As novas leis, conhecidas colectivamente como Portaria de Salvaguarda da Segurança Nacional, criminalizaram crimes amplamente definidos, como “interferência externa” e “roubo de segredos de Estado”, com penas que incluem prisão perpétua. Na terça-feira, a cidade deteve seis pessoas ao abrigo da nova lei de segurança por alegadamente publicarem “materiais sediciosos” online. As detenções ocorrem dias antes do 35º aniversário da sangrenta repressão da China aos manifestantes pró-democracia na Praça Tiananmen. Um dos detidos foi o ativista Chow Hang Tung, organizador de um grupo que tem realizado vigílias em memória das vítimas de Tiananmen.
No julgamento dos 47 Democratas, a acusação e a defesa argumentaram se actos não violentos, como as eleições primárias, poderiam ser considerados um acto de subversão. A lei de segurança nacional define uma pessoa culpada de subversão como alguém que organiza ou executa ações “pela força ou ameaça de força ou outros meios ilegais”.
A defesa argumentou que não tinha participado na violência e acreditava que as eleições primárias não violavam as leis e, portanto, foram planeadas abertamente. O promotor, Jonathan Man, argumentou que a linguagem deve receber uma “interpretação ampla” para garantir sua eficácia.
O longo processo legal e a detenção prolongada tiveram um pesado impacto pessoal sobre o acusado. Um ex-legislador, Wu Chi-wai, perdeu os pais enquanto estava atrás das grades. Muitos dos réus são pais de crianças pequenas.

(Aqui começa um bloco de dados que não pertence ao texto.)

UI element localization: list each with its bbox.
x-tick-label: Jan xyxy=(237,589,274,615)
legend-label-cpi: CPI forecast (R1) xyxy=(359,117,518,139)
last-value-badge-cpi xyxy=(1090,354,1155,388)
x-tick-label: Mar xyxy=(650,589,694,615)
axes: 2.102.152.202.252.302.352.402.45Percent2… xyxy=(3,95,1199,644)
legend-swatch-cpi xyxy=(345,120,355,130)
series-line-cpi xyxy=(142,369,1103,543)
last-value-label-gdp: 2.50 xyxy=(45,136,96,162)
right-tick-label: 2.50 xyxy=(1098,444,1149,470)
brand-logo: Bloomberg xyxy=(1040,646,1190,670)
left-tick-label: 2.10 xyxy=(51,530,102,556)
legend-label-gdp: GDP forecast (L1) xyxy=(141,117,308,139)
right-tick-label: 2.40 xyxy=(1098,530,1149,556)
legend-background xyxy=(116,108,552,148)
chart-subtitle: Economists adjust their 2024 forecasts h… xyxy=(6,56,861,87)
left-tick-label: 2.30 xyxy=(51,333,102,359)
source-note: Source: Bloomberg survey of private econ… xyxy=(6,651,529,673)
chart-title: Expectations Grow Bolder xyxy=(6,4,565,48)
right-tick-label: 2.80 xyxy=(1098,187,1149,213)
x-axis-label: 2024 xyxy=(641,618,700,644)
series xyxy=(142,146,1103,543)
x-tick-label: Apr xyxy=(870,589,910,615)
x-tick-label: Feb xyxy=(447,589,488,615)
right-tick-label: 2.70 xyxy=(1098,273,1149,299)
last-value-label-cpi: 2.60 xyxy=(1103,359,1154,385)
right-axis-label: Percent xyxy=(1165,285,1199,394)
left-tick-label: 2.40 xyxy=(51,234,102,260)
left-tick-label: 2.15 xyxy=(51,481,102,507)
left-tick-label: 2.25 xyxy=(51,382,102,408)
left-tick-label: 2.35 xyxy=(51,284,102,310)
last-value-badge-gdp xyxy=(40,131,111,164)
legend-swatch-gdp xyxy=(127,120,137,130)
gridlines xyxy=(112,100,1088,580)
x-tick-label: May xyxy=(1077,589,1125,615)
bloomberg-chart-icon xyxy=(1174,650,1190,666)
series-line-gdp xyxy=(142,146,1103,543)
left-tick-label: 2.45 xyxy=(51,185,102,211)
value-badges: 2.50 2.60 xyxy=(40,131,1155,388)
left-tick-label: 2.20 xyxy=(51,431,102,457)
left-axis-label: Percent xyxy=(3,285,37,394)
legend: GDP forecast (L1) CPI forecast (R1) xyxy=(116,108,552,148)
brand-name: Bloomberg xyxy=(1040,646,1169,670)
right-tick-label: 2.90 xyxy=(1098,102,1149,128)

“Quase todos eles estão a ver as suas próprias vidas colocadas em espera; estes são alguns dos melhores e mais brilhantes de Hong Kong, todos os quais viram as suas carreiras interrompidas enquanto suportam mês após mês atrás das grades”, disse Thomas Kellogg., o diretor executivo do Georgetown Asian Law Center. “Uma história verdadeiramente triste.”
Durante a sentença, que provavelmente ocorrerá meses depois, os 47 réus deverão ser classificados em níveis, disseram os juristas. Os considerados “principais infratores” podem ser condenados a penas entre 10 anos e prisão perpétua. “Participantes ativos”, entre três e 10 anos de prisão. Outros considerados culpados poderão ser presos ou sujeitos a “restrições” não especificadas por até três anos.
Eva Pils, professora de direito no King’s College London, disse que as autoridades provavelmente usarão o resultado do julgamento para dar o exemplo àqueles que cruzarem os limites de Pequim. Mas o efeito inibidor do julgamento acabaria por ser prejudicial para o governo, argumentou o professor Pils.
“Ao criar mais repressão, medo e autocensura, estamos a privar-nos da oportunidade de saber o que os habitantes de Hong Kong realmente pensam sobre as nossas decisões”, disse ele. “Acho que isso é parte do que tornará este caso tão importante na história de Hong Kong”.